Failure of the Old River Control Structure, the Morganza Spillway, or nearby levees would likely re-route the main channel of the Mississippi through Louisiana's Atchafalaya Basin and down the Atchafalaya River to reach the Gulf of Mexico south of Morgan City in southern Louisiana. This route provides a more direct path to the Gulf of Mexico than the present Mississippi River channel through Baton Rouge and New Orleans. While the risk of such a diversion is present during any major flood event, such a change has so far been prevented by active human intervention involving the construction, maintenance, and operation of various levees, spillways, and other control structures by the U.S. Army Corps of Engineers.
The Old River Control Structure, between the present Mississippi River channel and the Atchafalaya Basin, sits at the normal water elevation and is ordinarily used to divert 30% of the Mississippi's flow to the Atchafalaya River. There is a steep drop here away from the Mississippi's main channel into the Atchafalaya Basin. If this facility were to fail during a major flood, there is a strong concern the water would scour and erode the river bottom enough to capture the Mississippi's main channel. The structure was nearly lost during the 1973 flood, but repairs and improvements were made after engineers studied the forces at play. In particular, the Corps of Engineers made many improvements and constructed additional facilities for routing water through the vicinity. These additional facilities give the Corps much more flexibility and potential flow capacity than they had in 1973, which further reduces the risk of a catastrophic failure in this area during other major floods, such as that of 2011.
Because the Morganza Spillway is slightly higher and well back from the river, it is normally dry on both sides.
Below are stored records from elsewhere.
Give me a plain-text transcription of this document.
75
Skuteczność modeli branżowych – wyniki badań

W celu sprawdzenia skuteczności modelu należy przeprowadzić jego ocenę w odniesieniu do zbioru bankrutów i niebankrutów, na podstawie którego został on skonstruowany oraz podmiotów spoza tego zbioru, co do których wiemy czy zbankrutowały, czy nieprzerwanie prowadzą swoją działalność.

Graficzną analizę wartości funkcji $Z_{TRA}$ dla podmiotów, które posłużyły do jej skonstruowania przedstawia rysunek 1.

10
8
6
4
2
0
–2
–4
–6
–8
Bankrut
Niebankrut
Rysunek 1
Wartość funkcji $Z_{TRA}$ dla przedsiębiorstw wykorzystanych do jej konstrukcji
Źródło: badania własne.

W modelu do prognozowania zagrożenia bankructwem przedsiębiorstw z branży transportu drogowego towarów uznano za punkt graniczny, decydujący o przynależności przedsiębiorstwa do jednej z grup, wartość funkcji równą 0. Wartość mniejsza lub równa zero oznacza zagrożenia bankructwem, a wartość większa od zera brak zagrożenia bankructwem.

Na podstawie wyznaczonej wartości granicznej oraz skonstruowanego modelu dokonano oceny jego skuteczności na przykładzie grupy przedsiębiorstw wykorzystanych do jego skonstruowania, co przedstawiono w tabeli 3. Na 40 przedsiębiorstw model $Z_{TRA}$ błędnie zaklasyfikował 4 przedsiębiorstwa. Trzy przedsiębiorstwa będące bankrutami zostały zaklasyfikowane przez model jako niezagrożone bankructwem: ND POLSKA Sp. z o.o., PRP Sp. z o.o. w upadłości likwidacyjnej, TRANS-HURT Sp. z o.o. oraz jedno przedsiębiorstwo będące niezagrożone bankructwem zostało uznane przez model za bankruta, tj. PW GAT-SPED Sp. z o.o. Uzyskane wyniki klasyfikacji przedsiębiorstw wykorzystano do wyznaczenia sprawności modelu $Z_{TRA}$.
Even if it failed at the crest during a severe flood, the floodwaters would have to erode to normal water levels before the Mississippi could permanently jump channel at this location.citation needed During the 2011 floods, the Corps of Engineers opened the Morganza Spillway to 1/4 of its capacity to allow 150,000 cubic feet per second (4,200 m3/s) of water to flood the Morganza and Atchafalaya floodways and continue directly to the Gulf of Mexico, bypassing Baton Rouge and New Orleans. In addition to reducing the Mississippi River crest downstream, this diversion reduced the chances of a channel change by reducing stress on the other elements of the control system.
Some geologists have noted that the possibility for course change into the Atchafalaya also exists in the area immediately north of the Old River Control Structure. Army Corps of Engineers geologist Fred Smith once stated, "The Mississippi wants to go west. 1973 was a forty-year flood. The big one lies out there somewhere—when the structures can't release all the floodwaters and the levee is going to have to give way. That is when the river's going to jump its banks and try to break through."
Another possible course change for the Mississippi River is a diversion into Lake Pontchartrain near New Orleans. This route is controlled by the Bonnet Carré Spillway, built to reduce flooding in New Orleans. This spillway and an imperfect natural levee about 4–6 meters (12 to 20 feet) high are all that prevents the Mississippi from taking a new, shorter course through Lake Pontchartrain to the Gulf of Mexico. Diversion of the Mississippi's main channel through Lake Pontchartrain would have consequences similar to an Atchafalaya diversion, but to a lesser extent, since the present river channel would remain in use past Baton Rouge and into the New Orleans area.